For as long as South Africa's opposition parties champion pro-business policies, they will fail to threaten the power of the incoming African National Congress government, led by the controversial Jacob Zuma.
Most poor black South Africans see the long-established Democratic Alliance (DA) party, which retained its status as the official opposition in the national election, as the political front of white business, and the newly formed Congress of the People (Cope), which came third, as that of black business.
With their combined vote being more than 20%, the two parties will now be under pressure to merge to effectively challenge the ANC in the 2014 election.
"We've got to realign politics in South Africa and that's what I'm going to spend the next five years doing," said the DA leader, Helen Zille, after the election.
As South Africans vote for parties, not constituency MPs, realignment is possible only if the DA and Cope merge. But this is unlikely to happen within five years, because of personality, policy and racial differences between the two parties.
And the reality is no party can beat the ANC, which has existed for nearly a century, without striking a chord with South Africa's shack-dwellers, farm workers, job-seekers and domestic workers.
Pressure to deliver
These are the people who gave Mr Zuma a decisive victory but they also pose the biggest threat to him and his party. They are part of the "social movements" that have emerged in South Africa since the end of apartheid in 1994 to campaign around bread-and-butter issues.
"Police statistics show there are about 8,000 protests a year in South Africa, mainly over service delivery issues like access to water, housing, land, education and health," says Professor Patrick Bond of the Centre for Development Studies at the University of KwaZulu-Natal.
"Per person, this is the highest number of protests in the world. They are part of the resistance culture [forged during the anti-apartheid struggle]."
Some of the protests have been reminiscent of the struggle against white minority rule: burning barricades, running battles with the security forces and attacks on the home of ANC officials.
The question is: will the Zuma-led government deliver on its promises or will the protests spiral out of control?
"Zuma tapped into a dramatic change in the mood of South Africa's poor black majority," says the Johannesburg-based political commentator, William Gumede.
"Forgotten by the elite, they have run out of patience and are now demanding the economic dividends of democratic rule.
"He is unlikely to have the honeymoon period enjoyed by past ANC governments. If he fails to deliver, the poor will also turn against him."
And the list of issues on which the Zuma government has to deliver is long.
In its manifesto, the ANC promised a Canadian-styled National Health Insurance System; a "food for all" scheme; "adequate housing" for the military veterans who fought white minority rule; more child grants to poor families; bringing down "unacceptably high" levels of unemployment and "universal access" to water and sanitation by the time of the next election.
To fulfil these promises it is essential for the ANC to avoid the fate of other African liberation movements that swept to power on the back of support from the poor.
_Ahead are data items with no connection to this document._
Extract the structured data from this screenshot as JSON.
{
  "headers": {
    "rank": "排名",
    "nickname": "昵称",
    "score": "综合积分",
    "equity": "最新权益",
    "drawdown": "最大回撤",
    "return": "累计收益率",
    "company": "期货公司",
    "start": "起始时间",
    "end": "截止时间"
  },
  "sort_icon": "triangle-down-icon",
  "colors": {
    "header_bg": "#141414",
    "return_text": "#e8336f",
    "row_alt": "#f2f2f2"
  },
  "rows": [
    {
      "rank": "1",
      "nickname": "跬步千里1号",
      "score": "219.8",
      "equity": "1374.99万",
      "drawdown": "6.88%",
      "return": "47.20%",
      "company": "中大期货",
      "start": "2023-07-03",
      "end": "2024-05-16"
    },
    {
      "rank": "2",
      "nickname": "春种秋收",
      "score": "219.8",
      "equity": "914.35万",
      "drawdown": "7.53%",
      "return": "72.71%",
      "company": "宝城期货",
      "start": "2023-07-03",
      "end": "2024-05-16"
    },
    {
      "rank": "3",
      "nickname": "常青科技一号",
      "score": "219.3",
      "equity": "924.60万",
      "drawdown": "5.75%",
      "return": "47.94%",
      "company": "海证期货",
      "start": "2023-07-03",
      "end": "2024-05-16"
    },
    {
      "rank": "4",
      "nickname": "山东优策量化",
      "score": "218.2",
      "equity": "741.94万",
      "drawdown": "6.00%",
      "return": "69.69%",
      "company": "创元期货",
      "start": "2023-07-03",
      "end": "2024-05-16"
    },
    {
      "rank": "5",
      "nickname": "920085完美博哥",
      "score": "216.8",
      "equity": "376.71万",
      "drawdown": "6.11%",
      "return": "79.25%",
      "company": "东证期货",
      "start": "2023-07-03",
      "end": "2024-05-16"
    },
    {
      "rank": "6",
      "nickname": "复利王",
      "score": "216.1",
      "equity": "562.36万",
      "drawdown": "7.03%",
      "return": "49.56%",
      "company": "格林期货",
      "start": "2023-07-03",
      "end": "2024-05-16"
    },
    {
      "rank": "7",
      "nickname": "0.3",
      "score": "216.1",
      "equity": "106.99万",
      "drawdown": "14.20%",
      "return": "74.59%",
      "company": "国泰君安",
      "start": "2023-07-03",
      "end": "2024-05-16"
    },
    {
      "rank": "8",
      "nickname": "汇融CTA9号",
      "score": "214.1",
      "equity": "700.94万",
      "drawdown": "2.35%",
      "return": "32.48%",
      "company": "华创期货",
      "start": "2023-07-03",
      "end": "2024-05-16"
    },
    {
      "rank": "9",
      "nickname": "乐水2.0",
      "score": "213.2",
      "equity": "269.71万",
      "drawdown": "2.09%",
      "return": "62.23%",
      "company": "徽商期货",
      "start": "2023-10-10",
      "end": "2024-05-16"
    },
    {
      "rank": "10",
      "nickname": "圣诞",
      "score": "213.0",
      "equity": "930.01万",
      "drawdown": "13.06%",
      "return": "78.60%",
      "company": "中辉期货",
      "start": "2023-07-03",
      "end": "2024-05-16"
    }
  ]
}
Preferring anonymity, a former anti-apartheid activist who campaigned for an ANC victory says: "Once in power, liberation movements tend to run into really serious trouble after 20 or 30 years. The ANC has been in office now for 15 years, so it has to deliver - and deliver on a big scale."
Mr Bond says that inequality levels have worsened since the end of apartheid, with statistics showing that "South Africa is now the most unequal country in the world".
But he says the Zuma government will battle to meet its promises because "technically South Africa is moving into a recession" and has been cited in the Economist magazine as the most risky emerging market.
One of the most pressing matters in the new president's in-tray will be what to do about Trevor Manuel, who has served as finance minister for more than a decade.
There has been intense speculation in both the South African and international media that he will be reappointed despite the fact that Mr Zuma's main backers - the Congress of South African Trade Unions (Cosatu) and the South African Communist Party (SACP) - accuse him of pursuing "neo-liberal" policies, and have been demanding his ousting. But the reports say Mr Manuel may only be appointed for a "transitional period", a compromise that Cosatu and the SACP are likely to accept.
However, Mr Bond of the University of KwaZulu-Natal warns Mr Zuma should give the issue careful thought.
"Manuel's wife, Maria Ramos [who was until recently the top civil servant in his department], is now the head of South Africa's biggest bank," he says. "So for her and Manuel - the country's chief financial regulator - to be in the same house will be a major conflict of interest."
And Mr Zuma's poor constituents could interpret it to mean that their president was continuing with the former government's "crony capitalism", which saw ANC-allied businessmen and politicians enriching themselves at their expense.